Staff at the British Museum identified Kentish Ragstone as the ideal stone for this piece of culture-cum-art, and as the only remaining supplier of Kentish Ragstone, Gallagher was delighted to donate the stone for the project.

Piita grew up in Naujaat in Nunavut, Canada, and has built numerous inuksuit, both in his homeland and throughout the world for various cultural institutions.

In March this year, Piita and British Museum employees travelled to Hermitage Quarry to assess the stone. Staff from the quarry laid out various shapes and sizes in large piles and Piita chose those he wanted to craft into his inuksuk.

He noted, “As an inuksuk maker, I already know in my head what I am going to make. I have the shape visualised in my head.”

The stone selected was shipped to the British Museum, where Piita built the inuksuk in the Museum’s stone conservation lab. He stacked the lighter stones and used a lift with the heavier ones. He chiselled surfaces to make them fit together perfectly. By the end of the day, with the help of the museum's stone conservator Tomasina Munden, it was finished. It is approximately 2m high with a base 1.65m wide by 1.3m deep.

That would normally be it for an inuksuk in the landscape, but the British Museum is concerned to make doubly sure it is safe for visitors and Tomasina Munden is securing the stone together with steel dowels for the exhibition. It will mean it can be built and taken apart as needed, especially for moving as it weighs almost two tons when assembled. The bottom stone is permanently fixed to a base so it cannot fall over.

The inuksuk for the British Museum has a 'look through' that will direct your attention to a specific location in the exhibition. For thousands of years Inuit built inuksuit like this to indicate specific, relevant locations. 

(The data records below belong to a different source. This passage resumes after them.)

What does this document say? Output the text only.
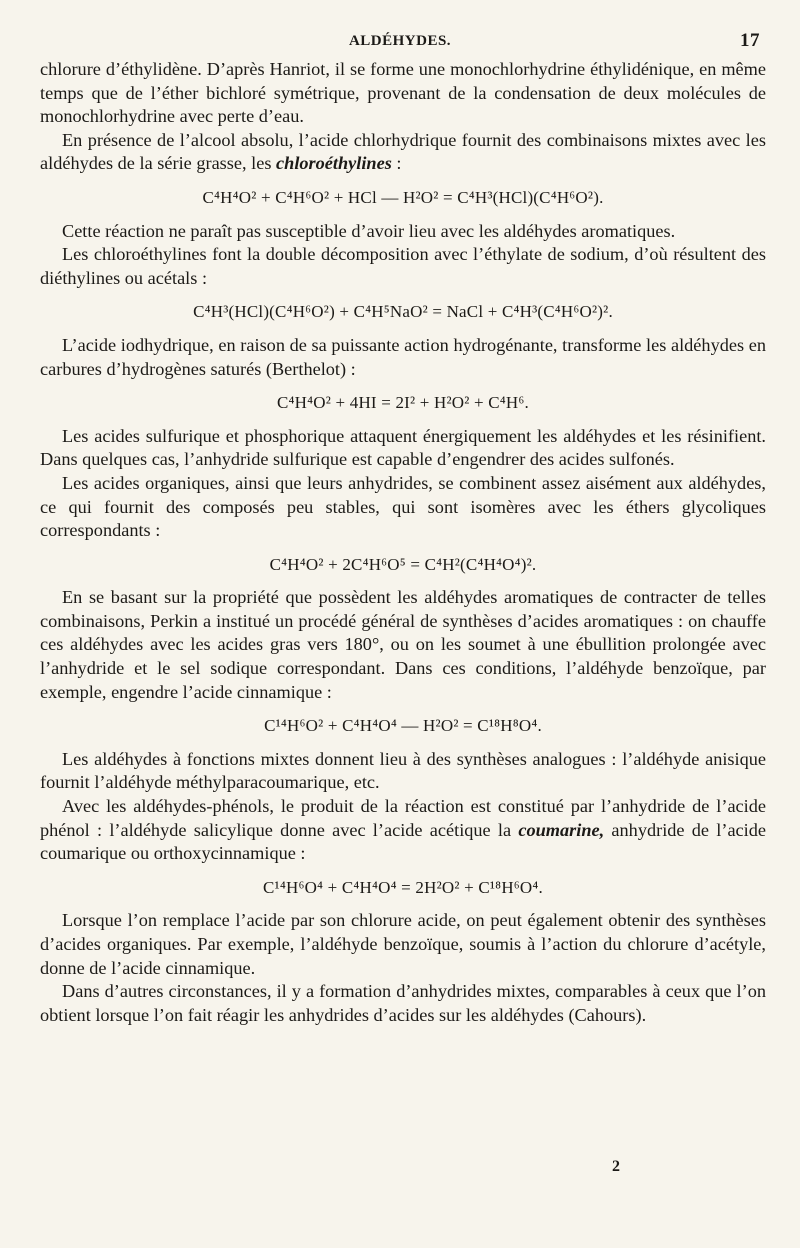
ALDÉHYDES.	17

chlorure d’éthylidène. D’après Hanriot, il se forme une monochlorhydrine éthylidénique, en même temps que de l’éther bichloré symétrique, provenant de la condensation de deux molécules de monochlorhydrine avec perte d’eau.

En présence de l’alcool absolu, l’acide chlorhydrique fournit des combinaisons mixtes avec les aldéhydes de la série grasse, les chloroéthylines :

C⁴H⁴O² + C⁴H⁶O² + HCl — H²O² = C⁴H³(HCl)(C⁴H⁶O²).

Cette réaction ne paraît pas susceptible d’avoir lieu avec les aldéhydes aromatiques.

Les chloroéthylines font la double décomposition avec l’éthylate de sodium, d’où résultent des diéthylines ou acétals :

C⁴H³(HCl)(C⁴H⁶O²) + C⁴H⁵NaO² = NaCl + C⁴H³(C⁴H⁶O²)².

L’acide iodhydrique, en raison de sa puissante action hydrogénante, transforme les aldéhydes en carbures d’hydrogènes saturés (Berthelot) :

C⁴H⁴O² + 4HI = 2I² + H²O² + C⁴H⁶.

Les acides sulfurique et phosphorique attaquent énergiquement les aldéhydes et les résinifient. Dans quelques cas, l’anhydride sulfurique est capable d’engendrer des acides sulfonés.

Les acides organiques, ainsi que leurs anhydrides, se combinent assez aisément aux aldéhydes, ce qui fournit des composés peu stables, qui sont isomères avec les éthers glycoliques correspondants :

C⁴H⁴O² + 2C⁴H⁶O⁵ = C⁴H²(C⁴H⁴O⁴)².

En se basant sur la propriété que possèdent les aldéhydes aromatiques de contracter de telles combinaisons, Perkin a institué un procédé général de synthèses d’acides aromatiques : on chauffe ces aldéhydes avec les acides gras vers 180°, ou on les soumet à une ébullition prolongée avec l’anhydride et le sel sodique correspondant. Dans ces conditions, l’aldéhyde benzoïque, par exemple, engendre l’acide cinnamique :

C¹⁴H⁶O² + C⁴H⁴O⁴ — H²O² = C¹⁸H⁸O⁴.

Les aldéhydes à fonctions mixtes donnent lieu à des synthèses analogues : l’aldéhyde anisique fournit l’aldéhyde méthylparacoumarique, etc.

Avec les aldéhydes-phénols, le produit de la réaction est constitué par l’anhydride de l’acide phénol : l’aldéhyde salicylique donne avec l’acide acétique la coumarine, anhydride de l’acide coumarique ou orthoxycinnamique :

C¹⁴H⁶O⁴ + C⁴H⁴O⁴ = 2H²O² + C¹⁸H⁶O⁴.

Lorsque l’on remplace l’acide par son chlorure acide, on peut également obtenir des synthèses d’acides organiques. Par exemple, l’aldéhyde benzoïque, soumis à l’action du chlorure d’acétyle, donne de l’acide cinnamique.

Dans d’autres circonstances, il y a formation d’anhydrides mixtes, comparables à ceux que l’on obtient lorsque l’on fait réagir les anhydrides d’acides sur les aldéhydes (Cahours).

2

Piita says whenever he sees inuksuit he feels reassured and hopeful. “The inuksuk is a silent messenger for Inuit; a voiceless land marker built by Inuit for many thousands of years. It symbolizes the survival of the Inuit. It is normally built in areas of good fishing, good seal hunting, good caribou hunting, and crossing places.”

Today, inuksuit are used as symbols of direction and hope. An image of one is represented on the Nunavut flag.

The exhibition has not received universal approval, as some Inuit have complained it is a misappropriation of their culture. But as its aim is to highlight climate change and the threat that poses to the Inuit culture, perhaps most will embrace the British Museum initiative.